В первом варианте пьеса была больше. Она оказалась длинна. Из нее пришлось исключить две картины – разрыв с отцом в Михайловском и сцену с Анной Керн и Осиповым в Тригорском парке во время летнего дождя.
Художественное руководство Малого театра в лице К. А. Зубова пристально, но по-дружески следило за моей работой над пьесой и высказало только несколько своих пожеланий, совершенно не вмешиваясь в самый ход работы.
Никто не заглядывал ко мне через плечо, когда я писал пьесу. Никто меня не торопил. В этом такте и уважении к труду и сказалась настоящая помощь.
По прежнему своему опыту работы с театрами я ждал совсем другого. Я ждал утомительных и неясных разговоров о таинственных законах сцены, доступных только посвященным, о «дожатых и недожатых образах», о том, что «вам надо бы еще несколько раз попить водочки с вашими героями», о драматической кульминации и каденции, об остранении и о всем том полузаумном и подчас формалистическом мусоре, которым любят блеснуть иные велеречивые режиссеры.
Ничего этого не было. Была простота, ясность, конкретность разговоров.
Но самая главная помощь со стороны театра состояла в том, что я, как автор, знал и чувствовал заочную, если можно так выразиться, любовь всего театра к теме пьесы. Любовь к Пушкину переключилась на работу о нем, и это очень обязывало.
Наконец пьеса была готова и прочитана труппе Малого театра. Читал пьесу Велихов.
Признаться, я шел на эту читку со страхом, напуганный все тем же прежним своим театральным опытом. Несколько лет назад одну из моих пьес читали труппе одного из «ведущих» московских театров. Читал главный режиссер этого театра. Я, совершенно не умеющий читать свои вещи перед большой аудиторией, заранее радовался, – мне очень хотелось послушать свою пьесу со стороны, особенно в таком мастерском исполнении.

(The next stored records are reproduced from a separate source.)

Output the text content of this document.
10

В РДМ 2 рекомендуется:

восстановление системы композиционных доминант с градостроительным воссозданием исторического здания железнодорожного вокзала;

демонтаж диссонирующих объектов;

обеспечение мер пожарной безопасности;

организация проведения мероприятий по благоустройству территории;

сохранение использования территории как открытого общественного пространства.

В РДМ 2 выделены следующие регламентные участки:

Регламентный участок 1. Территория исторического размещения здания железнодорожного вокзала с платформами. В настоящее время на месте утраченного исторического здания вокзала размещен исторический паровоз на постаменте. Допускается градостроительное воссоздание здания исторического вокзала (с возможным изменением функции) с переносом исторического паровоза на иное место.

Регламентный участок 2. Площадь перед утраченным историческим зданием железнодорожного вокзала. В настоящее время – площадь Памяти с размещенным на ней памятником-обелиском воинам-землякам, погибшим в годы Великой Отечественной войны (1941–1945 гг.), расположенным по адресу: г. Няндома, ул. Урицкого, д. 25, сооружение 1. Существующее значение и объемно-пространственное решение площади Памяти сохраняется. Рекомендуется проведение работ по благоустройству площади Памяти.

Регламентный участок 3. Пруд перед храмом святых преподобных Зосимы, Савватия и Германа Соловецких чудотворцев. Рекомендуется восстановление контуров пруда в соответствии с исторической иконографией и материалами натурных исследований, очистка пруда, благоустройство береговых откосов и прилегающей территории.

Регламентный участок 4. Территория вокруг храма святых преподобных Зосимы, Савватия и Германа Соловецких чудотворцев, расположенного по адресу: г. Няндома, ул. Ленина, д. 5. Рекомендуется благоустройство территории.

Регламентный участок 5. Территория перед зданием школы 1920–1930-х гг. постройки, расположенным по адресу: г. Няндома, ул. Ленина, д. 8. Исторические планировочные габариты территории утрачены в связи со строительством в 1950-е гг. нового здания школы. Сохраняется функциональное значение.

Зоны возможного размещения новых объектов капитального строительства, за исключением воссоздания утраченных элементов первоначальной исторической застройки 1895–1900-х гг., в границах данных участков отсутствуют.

Началась читка, и я, холодея от ужаса, услышал какое-то невероятное торопливое бормотанье, прерываемое кашлем, сиплый шепот, совершенно неправильную расстановку всех интонаций, путаницу имен.
Я не выдержал, набрался смелости и сказал режиссеру после читки, что я бы, пожалуй, прочел пьесу лучше, чем он.
– Ну что вы! – ответил мне режиссер, ничуть не обидевшись. – Это же я нарочно. Это прием. Если даже в таком чтении пьеса «доходит» до актеров, то, значит, она хороша.
– Нельзя ли все-таки, – сказал я, – найти какой-нибудь более разумный способ для оценки пьесы?
После этого режиссер, конечно, обиделся.
Я боялся такого чтения не меньше, чем и чтения «актерского» – с игрой, с пафосом, с акцентировкой, со слезой, с криком и дрожью в голосе.
Но я ошибся. Велихов читал очень просто, ясно, строго. Благородство чтения – это не только опыт, не только мастерство. Это – душевное качество.
После читки состоялась моя беседа с труппой Малого театpa о Пушкине. Мне было трудно выступать с речью о Пушкине перед блестящим ареопагом маститых и прославленных актеров. Чем я, человек далекий от театра, мог помочь им в их работе над ролью? Но когда я увидел, как М. И. Царев записывал в тетрадку кое-что из того, что я говорил, я понял, что присутствую при начале очень сложной, очень упорной и благодарной работы.
Шли поиски образов. Шла трудная и длительная работа осознания материала.
Меня спрашивали или, вернее, допрашивали о биографии всех действующих лиц. Казалось бы, зачем актеру знать биографию действующего лица, которое произносит на сцене всего две-три фразы. Но это было правильно, это была настоящая творческая работа. Писатели по своему опыту знают, что если человек появляется в повествовании даже один раз и произносит одно только слово, то все равно писатель должен знать об этом человеке все, всю его жизнь и всю подноготную. Тогда это единственное слово будет именно тем, какое сразу определит всего человека.
Потом начались репетиции, – пожалуй, самая увлекательная работа в театре.